Par exemple, Esch-sur-Alzette est, pour l’instant, la seule commune dans le pays ayant un projet Sport pour Tous, incluant des enfants à besoins spécifiques et en situation de handicap… Différents projets existent dans différentes communes. C’est donc justement bien de copier ce qui fonctionne dans d’autres communes. Le Pacte du vivre-ensemble est un projet transversal de participation citoyenne, qui concerne à la fois les jeunes, les personnes âgées, les personnes en situation de handicap… en fait, toutes les communautés. Esch et Luxembourg-ville sont des grandes villes avec plusieurs services à leur disposition, alors que beaucoup de communes de petite ou moyenne taille ne savent pas gérer tout cela seules.
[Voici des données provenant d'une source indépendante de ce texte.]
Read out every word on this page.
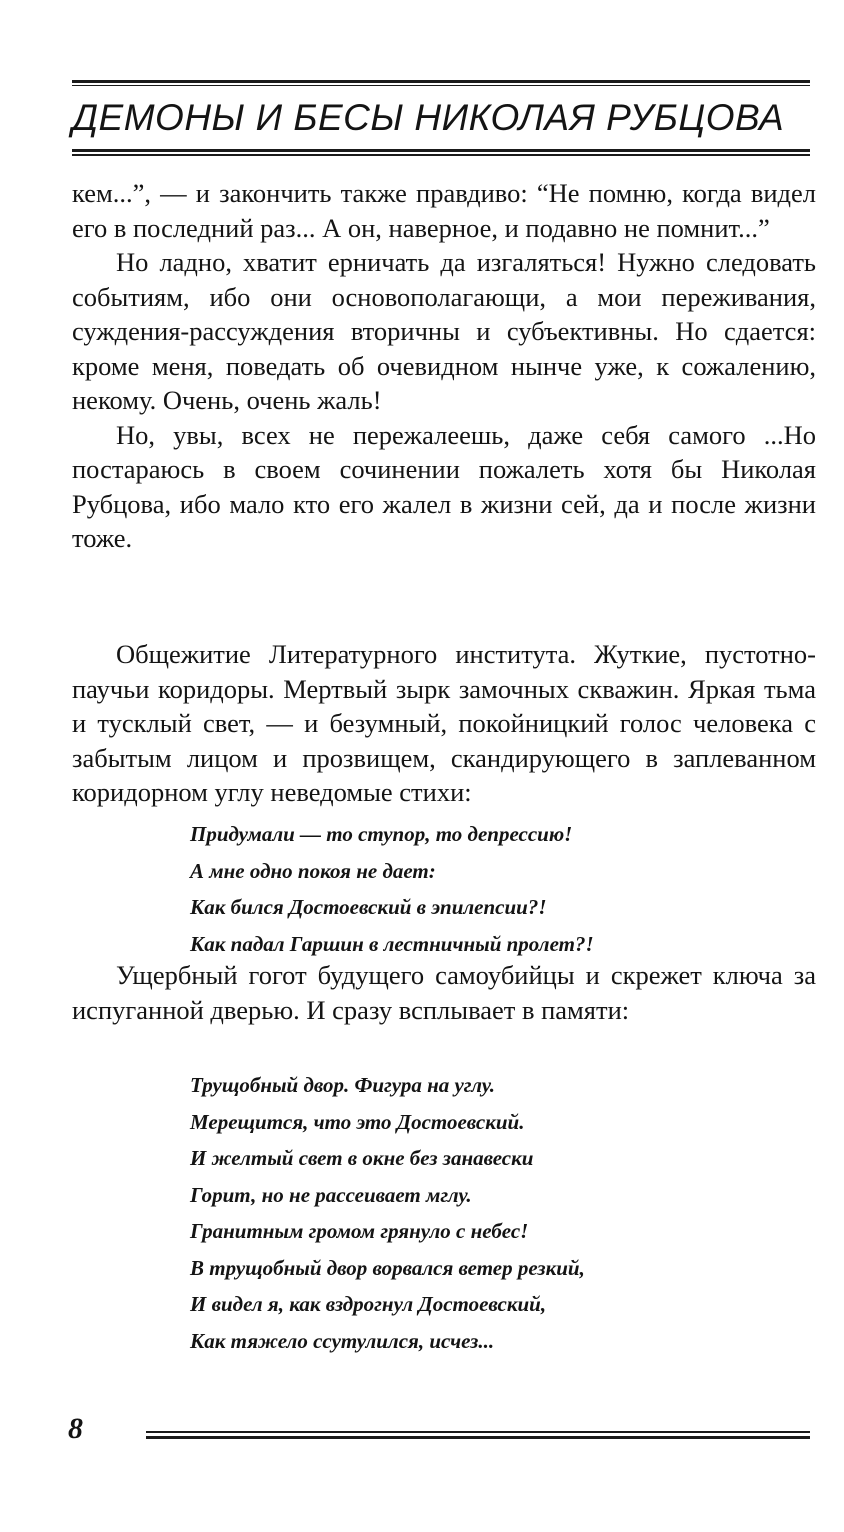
ДЕМОНЫ И БЕСЫ НИКОЛАЯ РУБЦОВА

кем...”, — и закончить также правдиво: “Не помню, когда видел его в последний раз... А он, наверное, и подавно не помнит...”

Но ладно, хватит ерничать да изгаляться! Нужно следовать событиям, ибо они основополагающи, а мои переживания, суждения-рассуждения вторичны и субъективны. Но сдается: кроме меня, поведать об очевидном нынче уже, к сожалению, некому. Очень, очень жаль!

Но, увы, всех не пережалеешь, даже себя самого ...Но постараюсь в своем сочинении пожалеть хотя бы Николая Рубцова, ибо мало кто его жалел в жизни сей, да и после жизни тоже.

Общежитие Литературного института. Жуткие, пустотно-паучьи коридоры. Мертвый зырк замочных скважин. Яркая тьма и тусклый свет, — и безумный, покойницкий голос человека с забытым лицом и прозвищем, скандирующего в заплеванном коридорном углу неведомые стихи:

Придумали — то ступор, то депрессию!
А мне одно покоя не дает:
Как бился Достоевский в эпилепсии?!
Как падал Гаршин в лестничный пролет?!

Ущербный гогот будущего самоубийцы и скрежет ключа за испуганной дверью. И сразу всплывает в памяти:

Трущобный двор. Фигура на углу.
Мерещится, что это Достоевский.
И желтый свет в окне без занавески
Горит, но не рассеивает мглу.
Гранитным громом грянуло с небес!
В трущобный двор ворвался ветер резкий,
И видел я, как вздрогнул Достоевский,
Как тяжело ссутулился, исчез...
8
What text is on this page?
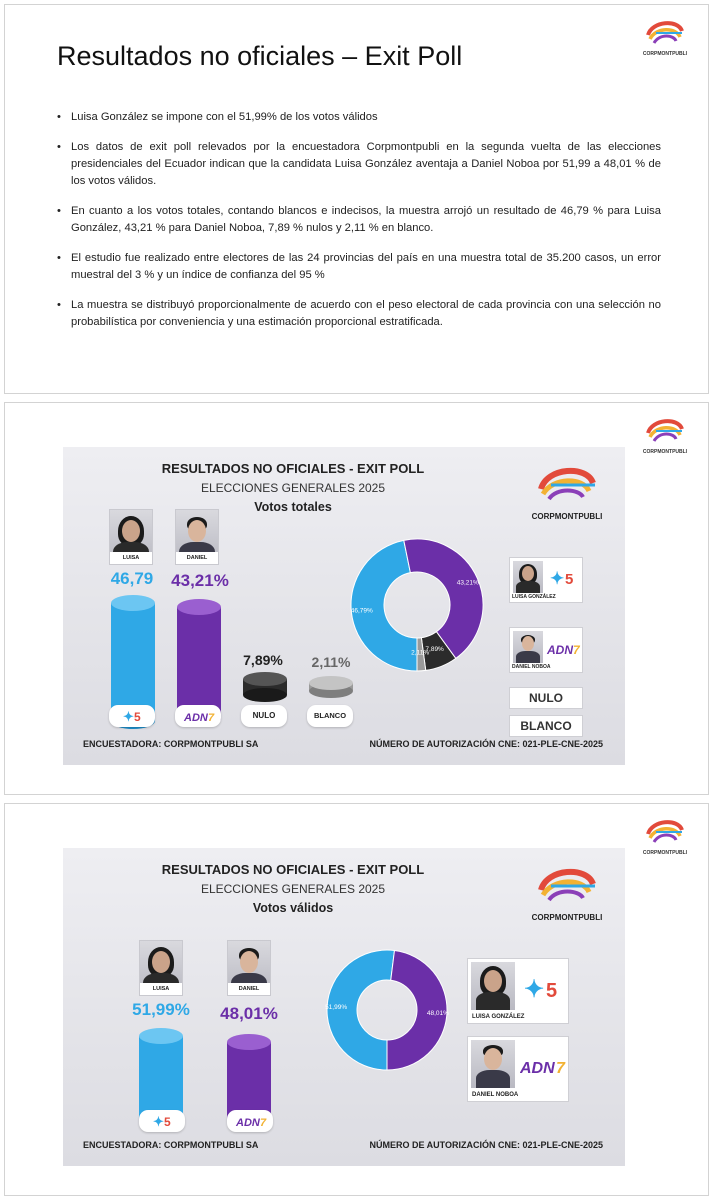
CORPMONTPUBLI
Resultados no oficiales – Exit Poll
• Luisa González se impone con el 51,99% de los votos válidos
• Los datos de exit poll relevados por la encuestadora Corpmontpubli en la segunda vuelta de las elecciones presidenciales del Ecuador indican que la candidata Luisa González aventaja a Daniel Noboa por 51,99 a 48,01 % de los votos válidos.
• En cuanto a los votos totales, contando blancos e indecisos, la muestra arrojó un resultado de 46,79 % para Luisa González, 43,21 % para Daniel Noboa, 7,89 % nulos y 2,11 % en blanco.
• El estudio fue realizado entre electores de las 24 provincias del país en una muestra total de 35.200 casos, un error muestral del 3 % y un índice de confianza del 95 %
• La muestra se distribuyó proporcionalmente de acuerdo con el peso electoral de cada provincia con una selección no probabilística por conveniencia y una estimación proporcional estratificada.
CORPMONTPUBLI
RESULTADOS NO OFICIALES - EXIT POLL
ELECCIONES GENERALES 2025
Votos totales
CORPMONTPUBLI
LUISA	DANIEL
46,79	43,21%
7,89%	2,11%
✦ 5	ADN 7	NULO	BLANCO
46,79%
43,21%
7,89%
2,11%
✦ 5
LUISA GONZÁLEZ
ADN 7
DANIEL NOBOA
NULO
BLANCO
ENCUESTADORA: CORPMONTPUBLI SA	NÚMERO DE AUTORIZACIÓN CNE: 021-PLE-CNE-2025
CORPMONTPUBLI
RESULTADOS NO OFICIALES - EXIT POLL
ELECCIONES GENERALES 2025
Votos válidos
CORPMONTPUBLI
LUISA	DANIEL
51,99%	48,01%
✦ 5	ADN 7
51,99%
48,01%
✦ 5
LUISA GONZÁLEZ
ADN 7
DANIEL NOBOA
ENCUESTADORA: CORPMONTPUBLI SA	NÚMERO DE AUTORIZACIÓN CNE: 021-PLE-CNE-2025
On est en train de les sensibiliser, et ça prend du temps afin que cela devienne quelque chose de solide.
Vous ne voulez pas d’un troisième mandat en tant que ministre de la Famille et de l’Intégration et ministre à la Grande Région. Mais qu’en est-il du poste de bourgmestre de la Ville de Luxembourg ? Les élections seront organisées l’année prochaine, au mois de juin. Je ne vous cache pas que j’adore ma ville. J’ai énormément d’idées. Donc on verra… Kommt Zeit, kommt Rat. (« Le temps nous le dira », ndlr).
Mais vous comptez rester active en politique ? Bien sûr. Je ne peux pas rester inactive ! Je resterai ministre et je resterai membre du bureau exécutif et du comité directeur du DP. Il faut faire de la politique parce qu’on est comme on est. Moi, j’adore être chez les gens. On me dit avoir été à toutes les assemblées générales possibles et imaginables du DP partout dans tout le pays. C’est vrai. Dès que je peux, j’y vais.